In many cases it’s not just about the technology, but more about what people are doing with the social media tools and the changes in corporate behaviour required to ensure their respective organisations are relevant to, and in-sync with, an increasingly social and connected marketplace.
The executives I’m referring to range from CEOs and senior managers of fast-growth companies through to heads of communications departments of major organisations. I either work with them directly (in an advisory capacity) or deal with them at business or marketing events, or via social mediums such as LinkedIn and Twitter.
Their wide-eyed (but pragmatic) enthusiasm gladdens my heart. These people are eager not only to learn but also to put into practice the bumper harvest of ideas cascading from a democratised and hyper-connected marketplace that is increasingly being driven by the empowered many, not the privileged few.
The thing is, these executives understand better than most that social media is not just about Twitter and Facebook (although in many instances, and when used correctly, these platforms can be incredibly powerful).
They are embracing the fact that today, companies need to be open, transparent, informal, conversational and relevant – they need to add value to the community by creating content that inspires, informs, educates, empowers and/or entertains consumers, content that matches customers’ needs versus always being in interruptive selling mode.
These forward-thinking executives understand that marketing today – indeed, the whole notion of doing business – is predicated on the fact it’s not about them anymore, as it has been in the past, but what’s in it for their customers and stakeholders.
How can they, as custodians of their brand, add value to the marketplace? How can they use social media and new technologies to contribute positively to the lives of the people who matter the most to the success of their business (or their cause or issue if they’re a non-profit organisation)?
But a definite flipside remains – organisations that give every sign they’re refusing to adapt to the obvious changes occurring in the marketplace. You see it every day – companies missing out on massive opportunities to add value to the community, to use content and social media to be interesting, relevant and helpful to customers, influencers and stakeholders.
Let me be clear: when I talk about using new media to connect with the marketplace, I mean going deeper than just having a presence on Facebook and Twitter. That’s the easy stuff. Although, amazingly, according to a report half of the ‘big end of town’ in Australia still isn’t on any social media platform.
What sort of opportunities are we talking about?

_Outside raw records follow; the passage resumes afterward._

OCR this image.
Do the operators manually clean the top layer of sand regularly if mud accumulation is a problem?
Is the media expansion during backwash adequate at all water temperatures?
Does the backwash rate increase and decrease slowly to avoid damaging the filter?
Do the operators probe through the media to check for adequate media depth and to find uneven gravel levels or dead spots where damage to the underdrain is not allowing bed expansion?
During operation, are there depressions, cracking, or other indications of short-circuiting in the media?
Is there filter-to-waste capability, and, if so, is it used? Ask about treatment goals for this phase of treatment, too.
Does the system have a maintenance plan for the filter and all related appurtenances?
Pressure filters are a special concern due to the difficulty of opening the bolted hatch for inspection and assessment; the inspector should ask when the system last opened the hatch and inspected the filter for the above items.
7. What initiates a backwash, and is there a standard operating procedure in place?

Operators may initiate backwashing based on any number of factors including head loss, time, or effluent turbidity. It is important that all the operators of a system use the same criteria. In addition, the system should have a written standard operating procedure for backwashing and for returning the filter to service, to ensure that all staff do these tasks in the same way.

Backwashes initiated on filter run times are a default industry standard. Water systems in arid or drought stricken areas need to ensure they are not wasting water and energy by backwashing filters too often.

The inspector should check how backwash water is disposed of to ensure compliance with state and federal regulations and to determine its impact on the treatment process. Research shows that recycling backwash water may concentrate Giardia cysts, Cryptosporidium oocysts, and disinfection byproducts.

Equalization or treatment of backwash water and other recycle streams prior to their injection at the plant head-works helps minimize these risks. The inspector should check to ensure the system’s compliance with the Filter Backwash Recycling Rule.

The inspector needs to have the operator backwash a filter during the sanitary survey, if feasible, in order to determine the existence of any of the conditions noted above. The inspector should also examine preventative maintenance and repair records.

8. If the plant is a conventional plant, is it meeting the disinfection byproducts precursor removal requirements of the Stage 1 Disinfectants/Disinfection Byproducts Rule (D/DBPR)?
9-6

How can companies take full advantage of social media and online publishing tools to reinvent the way they communicate with the marketplace and make themselves more relevant to customers?
Check out some of the things progressive companies in the US are doing – yes, they’re proficient with Twitter and Facebook, that’s a given today – but look at how they’re going about their respective businesses. Take notice of the connection they have with consumers, and the effort they take in building a community of fans and supporters of their brand and what it is they do (and stand for).
- HubSpot Baking social into everything it does, a truly social business.
- American Express Champion of small business (look at the brand’s ‘Shop Small’ initiative).
- Altimeter Group Challenging the long-held notion of a professional services firm ‘giving away free IP’.
- King Arthur Flour How a commodity business built a super-engaged community.
- Pottery Barn Attracting fans by sharing inspiring ideas.
- Mint.com Helping customers by providing useful advice.
- Firebrand Talent Thought leadership in the digital/marketing recruitment space (locally based).
These companies represent the new breed. They’re ‘connected brands’ that are using social media and online publishing platforms to deepen the relationship they have with the marketplace (and broader community generally).
And in doing so, they’re setting themselves up to succeed in a world that is evolving by the day.